1 petabyte (PB) = 1,000 terabytes = 1,000,000 gigabytes. In concrete terms: stores roughly 20 million 4K photos, or 500 billion pages of text, or (estimated) all the music ever recorded in human history. Facebook stores over 100 petabytes of photos. Above petabyte: exabyte (1,000 PB), zettabyte (1,000 EB), yottabyte (1,000 ZB). The US Library of Congress text collection is approximately 10 TB — 0.01 PB.
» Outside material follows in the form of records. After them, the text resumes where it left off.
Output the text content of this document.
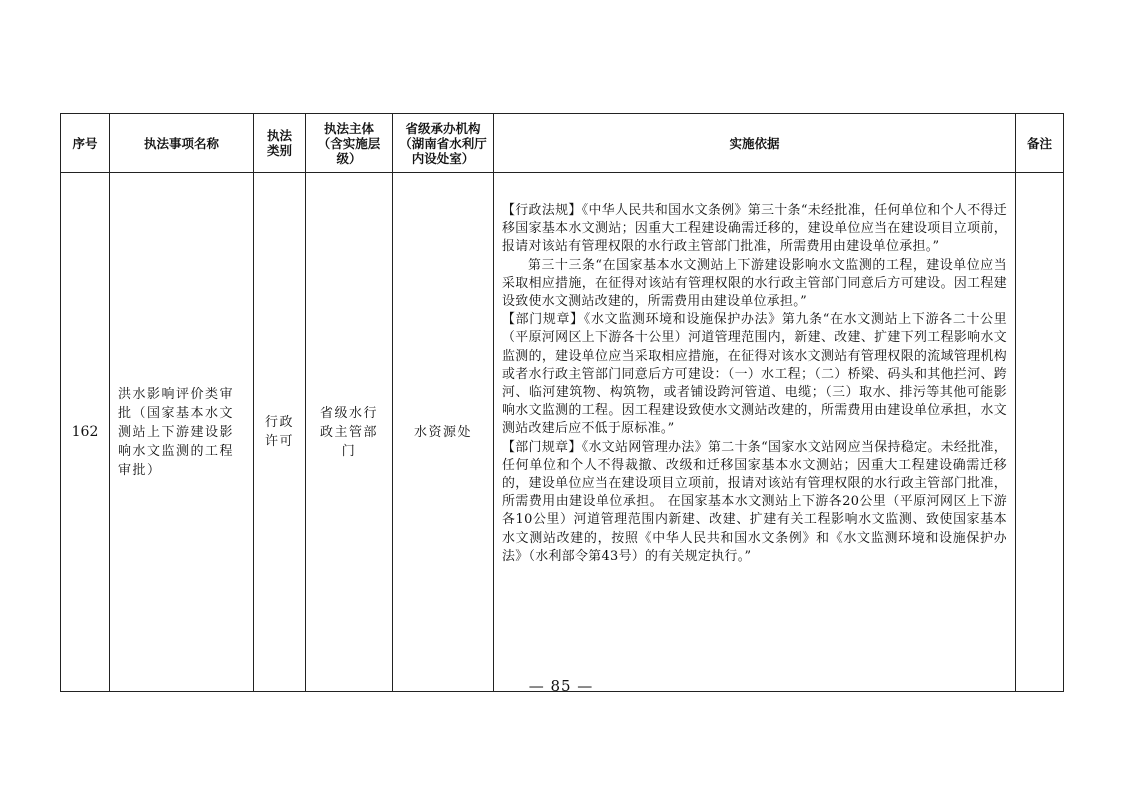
序号	执法事项名称	执法类别	执法主体（含实施层级）	省级承办机构（湖南省水利厅内设处室）	实施依据	备注
162	洪水影响评价类审批（国家基本水文测站上下游建设影响水文监测的工程审批）	行政许可	省级水行政主管部门	水资源处	【行政法规】《中华人民共和国水文条例》第三十条“未经批准，任何单位和个人不得迁移国家基本水文测站；因重大工程建设确需迁移的，建设单位应当在建设项目立项前，报请对该站有管理权限的水行政主管部门批准，所需费用由建设单位承担。”

第三十三条“在国家基本水文测站上下游建设影响水文监测的工程，建设单位应当采取相应措施，在征得对该站有管理权限的水行政主管部门同意后方可建设。因工程建设致使水文测站改建的，所需费用由建设单位承担。”

【部门规章】《水文监测环境和设施保护办法》第九条“在水文测站上下游各二十公里（平原河网区上下游各十公里）河道管理范围内，新建、改建、扩建下列工程影响水文监测的，建设单位应当采取相应措施，在征得对该水文测站有管理权限的流域管理机构或者水行政主管部门同意后方可建设：（一）水工程；（二）桥梁、码头和其他拦河、跨河、临河建筑物、构筑物，或者铺设跨河管道、电缆；（三）取水、排污等其他可能影响水文监测的工程。因工程建设致使水文测站改建的，所需费用由建设单位承担，水文测站改建后应不低于原标准。”

【部门规章】《水文站网管理办法》第二十条“国家水文站网应当保持稳定。未经批准，任何单位和个人不得裁撤、改级和迁移国家基本水文测站；因重大工程建设确需迁移的，建设单位应当在建设项目立项前，报请对该站有管理权限的水行政主管部门批准，所需费用由建设单位承担。 在国家基本水文测站上下游各20公里（平原河网区上下游各10公里）河道管理范围内新建、改建、扩建有关工程影响水文监测、致使国家基本水文测站改建的，按照《中华人民共和国水文条例》和《水文监测环境和设施保护办法》（水利部令第43号）的有关规定执行。”	

— 85 —
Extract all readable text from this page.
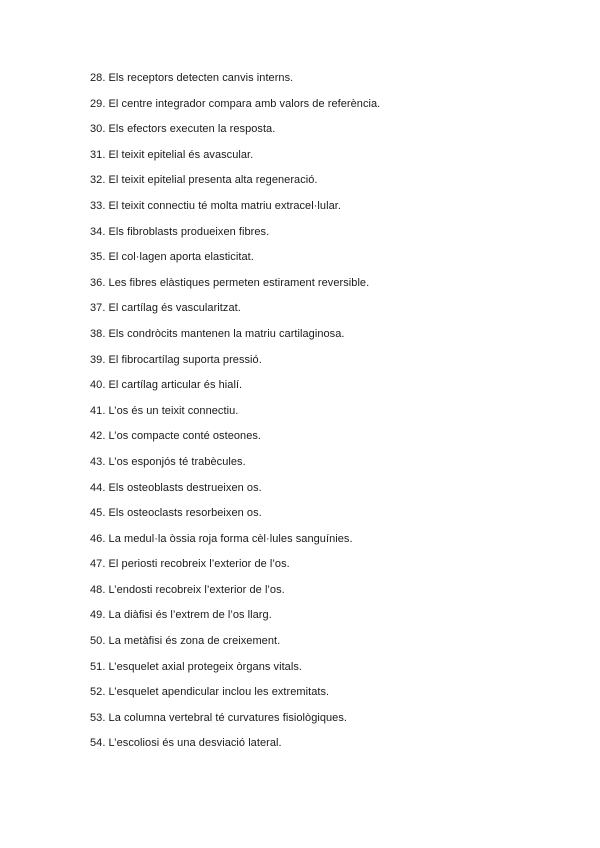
28. Els receptors detecten canvis interns.
29. El centre integrador compara amb valors de referència.
30. Els efectors executen la resposta.
31. El teixit epitelial és avascular.
32. El teixit epitelial presenta alta regeneració.
33. El teixit connectiu té molta matriu extracel·lular.
34. Els fibroblasts produeixen fibres.
35. El col·lagen aporta elasticitat.
36. Les fibres elàstiques permeten estirament reversible.
37. El cartílag és vascularitzat.
38. Els condròcits mantenen la matriu cartilaginosa.
39. El fibrocartílag suporta pressió.
40. El cartílag articular és hialí.
41. L’os és un teixit connectiu.
42. L’os compacte conté osteones.
43. L’os esponjós té trabècules.
44. Els osteoblasts destrueixen os.
45. Els osteoclasts resorbeixen os.
46. La medul·la òssia roja forma cèl·lules sanguínies.
47. El periosti recobreix l’exterior de l’os.
48. L’endosti recobreix l’exterior de l’os.
49. La diàfisi és l’extrem de l’os llarg.
50. La metàfisi és zona de creixement.
51. L’esquelet axial protegeix òrgans vitals.
52. L’esquelet apendicular inclou les extremitats.
53. La columna vertebral té curvatures fisiològiques.
54. L’escoliosi és una desviació lateral.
Capitalization matters: MB (megabyte, capital B) = 8 Mb (megabit, lowercase b). Hard drives, files, and storage are measured in bytes (B). Internet and network speeds are measured in bits per second (bps, Kbps, Mbps, Gbps). A '100 Mbps' connection can download a 100 MB file in 8 seconds (100 MB × 8 bits/byte ÷ 100 Mbps = 8 s). This distinction is deliberate: ISPs prefer advertising in Mbps because the number appears 8× larger.

History of digital storage: from floppy disks to cloud-scale exabytes

The conflict between decimal and binary kilobytes has roots in the earliest days of computing. In 1956, the IBM 350 RAMAC hard drive stored 5 MB in a cabinet the size of two refrigerators. By 1980, the 5.25-inch floppy disk held 360 KB. The 3.5-inch high-density floppy, introduced in 1987, stored 1.44 MB — actually 1,474,560 bytes, a number that mixes systems: 80 tracks × 18 sectors × 2 sides × 512 bytes/sector. This historical inconsistency is the root of all the confusion that followed.

In 1998, the International Electrotechnical Commission (IEC) published IEC 80000-13, introducing binary prefixes: kibi (Ki, 2¹⁰), mebi (Mi, 2²⁰), gibi (Gi, 2³⁰), tebi (Ti, 2⁴⁰), pebi (Pi, 2⁵⁰). The goal was to eliminate ambiguity: KB always means 1,000 bytes, KiB always 1,024 bytes. Linux adopted IEC prefixes in kernel 2.6 (2003). macOS adopted them in Snow Leopard (2009). Windows, as of 2024, still displays 'GB' while calculating GiB.

Storage evolution over 65 years is staggering: floppy 1969 (80 KB) → hard drive 1980 (10 MB) → CD-ROM 1985 (650 MB) → DVD 1996 (4.7 GB) → hard drive 2000 (100 GB) → USB flash 2000 (8 MB, now up to 2 TB) → SSD 2007 (32 GB, now up to 100 TB) → cloud 2024 (petabytes per enterprise customer). Google, Amazon, and Microsoft operate data centers at exabyte scale (10¹⁸ bytes). The world is estimated to have generated over 120 zettabytes of data in 2023.